Nach dem Tod der Verfassungsrichterin Ruth Bader Ginsburg hat Donald Trump versprochen, eine Frau für die Nachfolge zu nominieren. Zum Zeitplan sagte der US-Präsident: „Wir haben viel Zeit, wir haben eine Menge Zeit. Wir reden über den 20. Januar.“

Die legendäre Verfassungsrichterin Ruth Bader Ginsburg war am Freitag im Alter von 87 Jahren gestorben. Foto: AFP/Samuel Corum
Die legendäre Verfassungsrichterin Ruth Bader Ginsburg war am Freitag im Alter von 87 Jahren gestorben. Foto: AFP/Samuel Corum

Washington - US-Präsident Donald Trump hat versprochen, eine Frau für die Nachfolge der verstorbenen Obersten Richterin Ruth Bader Ginsburg zu nominieren. Auf einer Wahlkampfkundgebung in North Carolina fragte er am Samstag seine Zuhörer, ob sie einen Mann oder Frau wollten und erklärte dann, er werde eine „sehr talentierte, sehr geniale Frau“ benennen. Wer das sein werde, wisse er aber selbst noch nicht.

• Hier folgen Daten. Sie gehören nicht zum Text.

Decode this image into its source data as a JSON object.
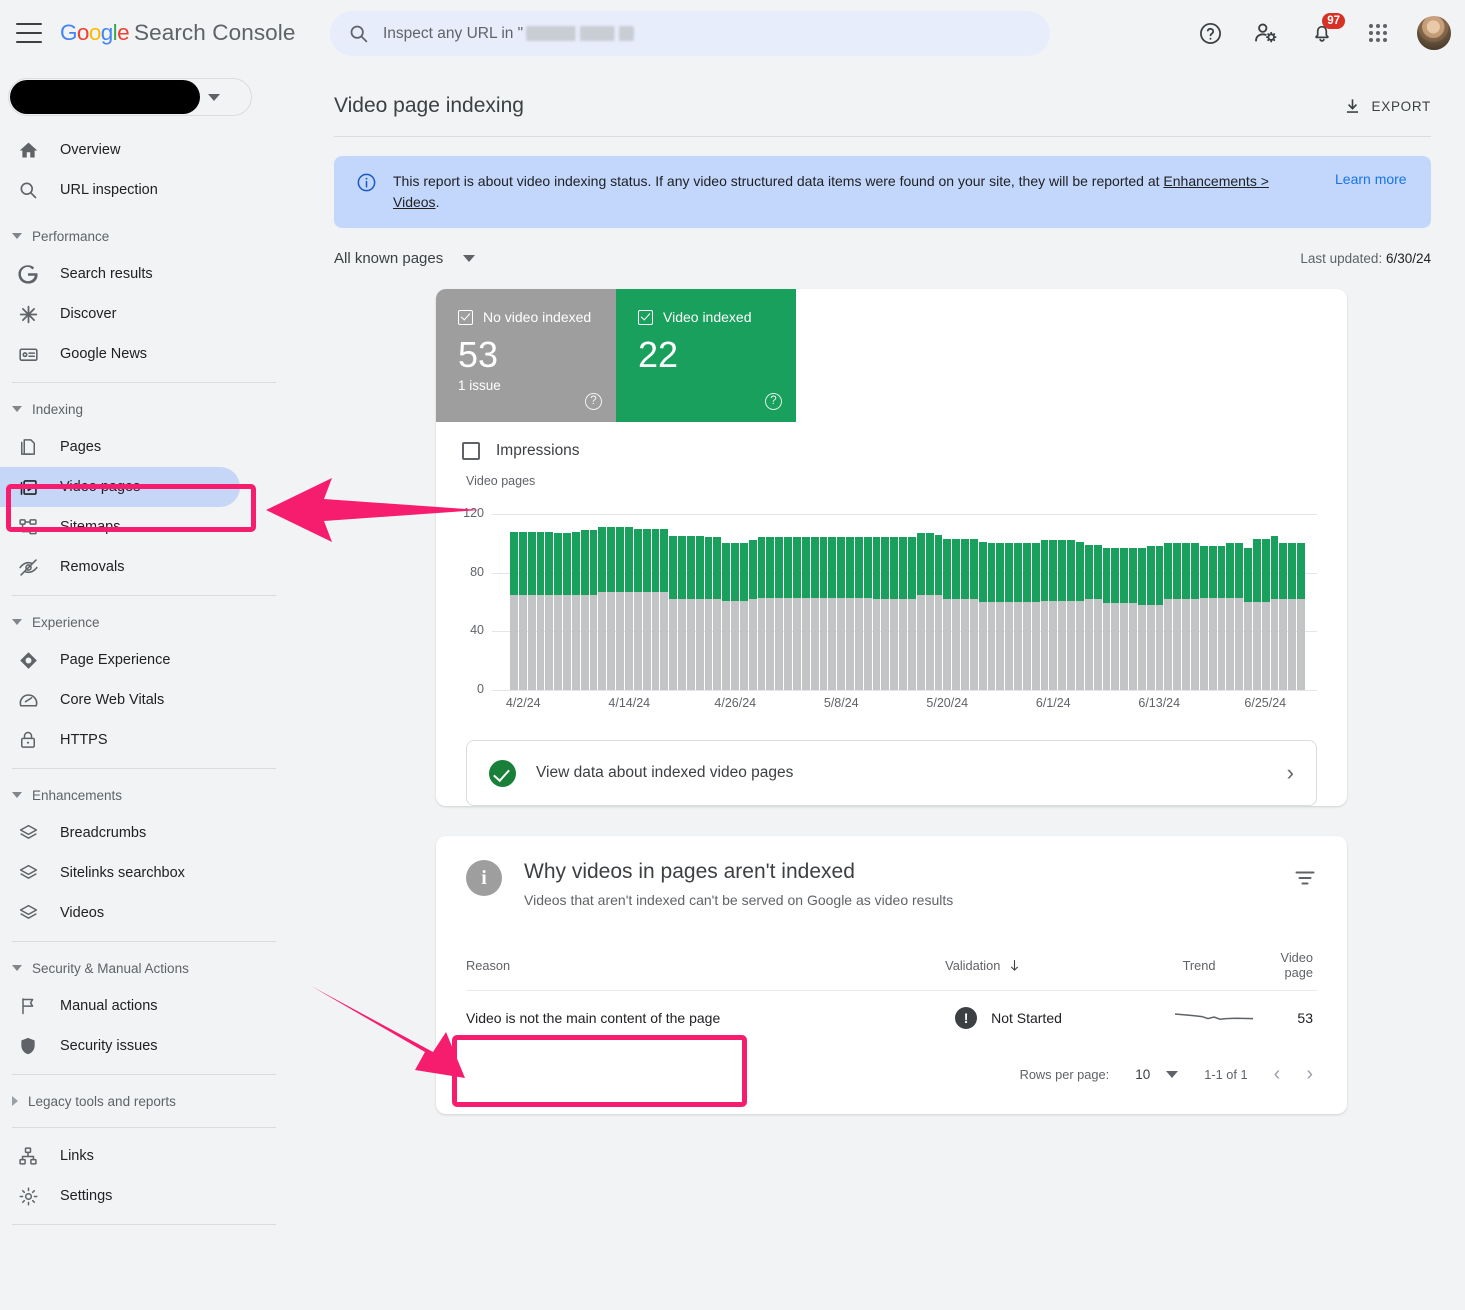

Zum Zeitplan sagte Trump: „Wir haben viel Zeit, wir haben eine Menge Zeit. Wir reden über den 20. Januar.“ - An diesem Tag wird der im November gewählte Präsident vereidigt. Damit signalisierte Trump, dass er mit einer Senats-Abstimmung über die Ginsburg-Nachfolge auch noch nach der Wahl einverstanden wäre.

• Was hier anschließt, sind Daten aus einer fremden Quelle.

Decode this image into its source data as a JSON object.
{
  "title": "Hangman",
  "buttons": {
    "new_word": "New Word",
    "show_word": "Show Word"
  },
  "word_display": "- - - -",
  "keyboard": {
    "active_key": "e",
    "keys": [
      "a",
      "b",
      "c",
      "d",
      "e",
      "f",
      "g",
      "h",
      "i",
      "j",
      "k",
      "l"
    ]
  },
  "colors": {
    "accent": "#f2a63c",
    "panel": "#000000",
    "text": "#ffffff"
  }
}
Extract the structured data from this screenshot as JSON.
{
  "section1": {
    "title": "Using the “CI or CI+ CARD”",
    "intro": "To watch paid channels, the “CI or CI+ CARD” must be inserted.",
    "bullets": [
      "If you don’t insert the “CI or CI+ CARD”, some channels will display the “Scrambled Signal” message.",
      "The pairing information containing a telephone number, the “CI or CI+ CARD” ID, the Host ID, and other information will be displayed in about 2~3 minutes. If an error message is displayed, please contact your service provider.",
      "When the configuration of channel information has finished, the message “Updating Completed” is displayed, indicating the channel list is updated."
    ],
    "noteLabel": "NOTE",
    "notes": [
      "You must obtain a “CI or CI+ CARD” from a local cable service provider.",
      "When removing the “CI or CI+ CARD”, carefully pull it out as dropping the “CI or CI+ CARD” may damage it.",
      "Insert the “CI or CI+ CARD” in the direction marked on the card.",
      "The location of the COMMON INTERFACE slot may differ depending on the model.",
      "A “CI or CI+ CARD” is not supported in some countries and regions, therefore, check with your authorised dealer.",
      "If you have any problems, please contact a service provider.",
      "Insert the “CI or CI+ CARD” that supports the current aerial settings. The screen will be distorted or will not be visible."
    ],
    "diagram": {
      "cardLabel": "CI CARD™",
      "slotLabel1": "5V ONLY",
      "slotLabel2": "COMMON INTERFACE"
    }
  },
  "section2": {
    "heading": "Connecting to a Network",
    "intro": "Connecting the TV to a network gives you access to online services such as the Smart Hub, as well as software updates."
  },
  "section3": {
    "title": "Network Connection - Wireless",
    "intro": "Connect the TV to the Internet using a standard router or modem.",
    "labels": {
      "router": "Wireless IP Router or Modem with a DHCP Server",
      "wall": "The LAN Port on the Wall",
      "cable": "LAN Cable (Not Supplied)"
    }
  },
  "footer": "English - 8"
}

Senat entscheidet auf Vorschlag des Präsidenten

Ginsburg galt als Ikone liberaler Rechtssprechung und war am Freitag im Alter von 87 Jahren gestorben. Über die Nachfolge entscheidet der Senat auf Vorschlag des Präsidenten. Vor gut vier Jahren hatte sich der republikanische Mehrheitsführer Mitch McConnell geweigert, den Personalvorschlag des damaligen Präsidenten Barack Obama für die Nachfolge des Anfang 2016 verstorbenen konservativen Richters Antonin Scalia auch nur zu debattieren. Sein Argument: In nur knapp neun Monaten sei Wahl und die Wählerinnen und Wähler sollten erst einen neuen Präsidenten bestimmen.

Diesmal sind es bis zur Wahl nur noch gut sechs Wochen, doch McConnell hat schon zugesagt, den Senat über einen Vorschlags Trumps abstimmen zu lassen. Offen ließ er, ob dies vor oder nach der Wahl geschehen wird, bei der Trump sein Amt und die Republikaner ihre Mehrheit im Senat verlieren könnten. Ihre Amtszeiten laufen allerdings noch bis Anfang 2021.